Russia has officially pulled out of an international security pact that restricts the use of conventional weapons, saying NATO’s expansion has made such cooperation impossible. After announcing its intention to exit the Treaty on Conventional Armed Forces in Europe (CFE) earlier this year, Russia formally withdrew from the landmark pact at midnight on Tuesday. Calling it “history”, Russia’s Ministry of Foreign Affairs said the treaty was not catering to Russia’s interests, adding that NATO countries began to circumvent restrictions imposed as the US-led military alliance expanded. The move comes less than a week after President Vladimir Putin revoked his country’s ratification of the Comprehensive Nuclear Test Ban Treaty (CTBT), which outlaws all nuclear weapon tests, and test-launched an intercontinental ballistic missile capable of carrying nuclear warheads from one of its submarines. What is the CFE?Signed in 1990, just a year after the fall of the Berlin Wall, the CFE set constraints on conventional arms and equipment. Its purpose was to stop Cold War rivals from building up forces that could be used in a swift assault. The pact was unpopular at the time in Moscow, which had the upper hand in conventional weaponry.

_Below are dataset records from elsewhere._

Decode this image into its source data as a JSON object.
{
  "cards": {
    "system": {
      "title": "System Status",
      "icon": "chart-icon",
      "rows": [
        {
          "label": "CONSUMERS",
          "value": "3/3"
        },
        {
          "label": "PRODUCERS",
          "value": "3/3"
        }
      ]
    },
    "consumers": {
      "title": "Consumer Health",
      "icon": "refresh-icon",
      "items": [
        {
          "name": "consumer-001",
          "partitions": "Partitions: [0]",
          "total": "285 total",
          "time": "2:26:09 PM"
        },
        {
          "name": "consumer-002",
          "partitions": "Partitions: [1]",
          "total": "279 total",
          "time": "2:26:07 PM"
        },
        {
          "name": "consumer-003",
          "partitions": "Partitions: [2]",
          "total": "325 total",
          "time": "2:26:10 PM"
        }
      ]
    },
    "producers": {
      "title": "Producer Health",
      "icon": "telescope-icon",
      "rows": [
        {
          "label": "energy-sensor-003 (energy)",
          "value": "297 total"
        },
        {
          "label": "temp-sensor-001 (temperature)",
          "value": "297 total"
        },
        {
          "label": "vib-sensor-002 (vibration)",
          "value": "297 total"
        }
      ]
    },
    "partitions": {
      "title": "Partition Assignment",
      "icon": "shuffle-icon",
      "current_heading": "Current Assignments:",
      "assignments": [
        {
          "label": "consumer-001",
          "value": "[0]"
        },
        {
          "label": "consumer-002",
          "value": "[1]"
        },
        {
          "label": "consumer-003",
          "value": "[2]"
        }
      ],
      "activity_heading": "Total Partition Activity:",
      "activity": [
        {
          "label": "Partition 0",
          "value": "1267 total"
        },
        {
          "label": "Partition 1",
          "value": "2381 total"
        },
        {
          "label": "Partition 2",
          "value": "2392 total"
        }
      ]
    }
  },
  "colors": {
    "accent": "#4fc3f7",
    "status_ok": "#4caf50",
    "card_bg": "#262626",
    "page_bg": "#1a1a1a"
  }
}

NATO says Russia has not respected the terms of the treaty for many years, pointing to suspending participation in 2007 and halting active participation in 2015. More than a year after its full-scale invasion of Ukraine in February 2022, Putin in May signed a decree denouncing the pact. “The CFE Treaty was concluded at the end of the Cold War, when the formation of a new architecture of global and European security based on cooperation seemed possible, and appropriate attempts were made,” the Russian Foreign Ministry said. “Even the formal preservation of the CFE Treaty has become unacceptable from the point of view of Russia’s fundamental security interests,” the ministry added, noting that the US and its allies did not ratify an updated version of the accord in 1999.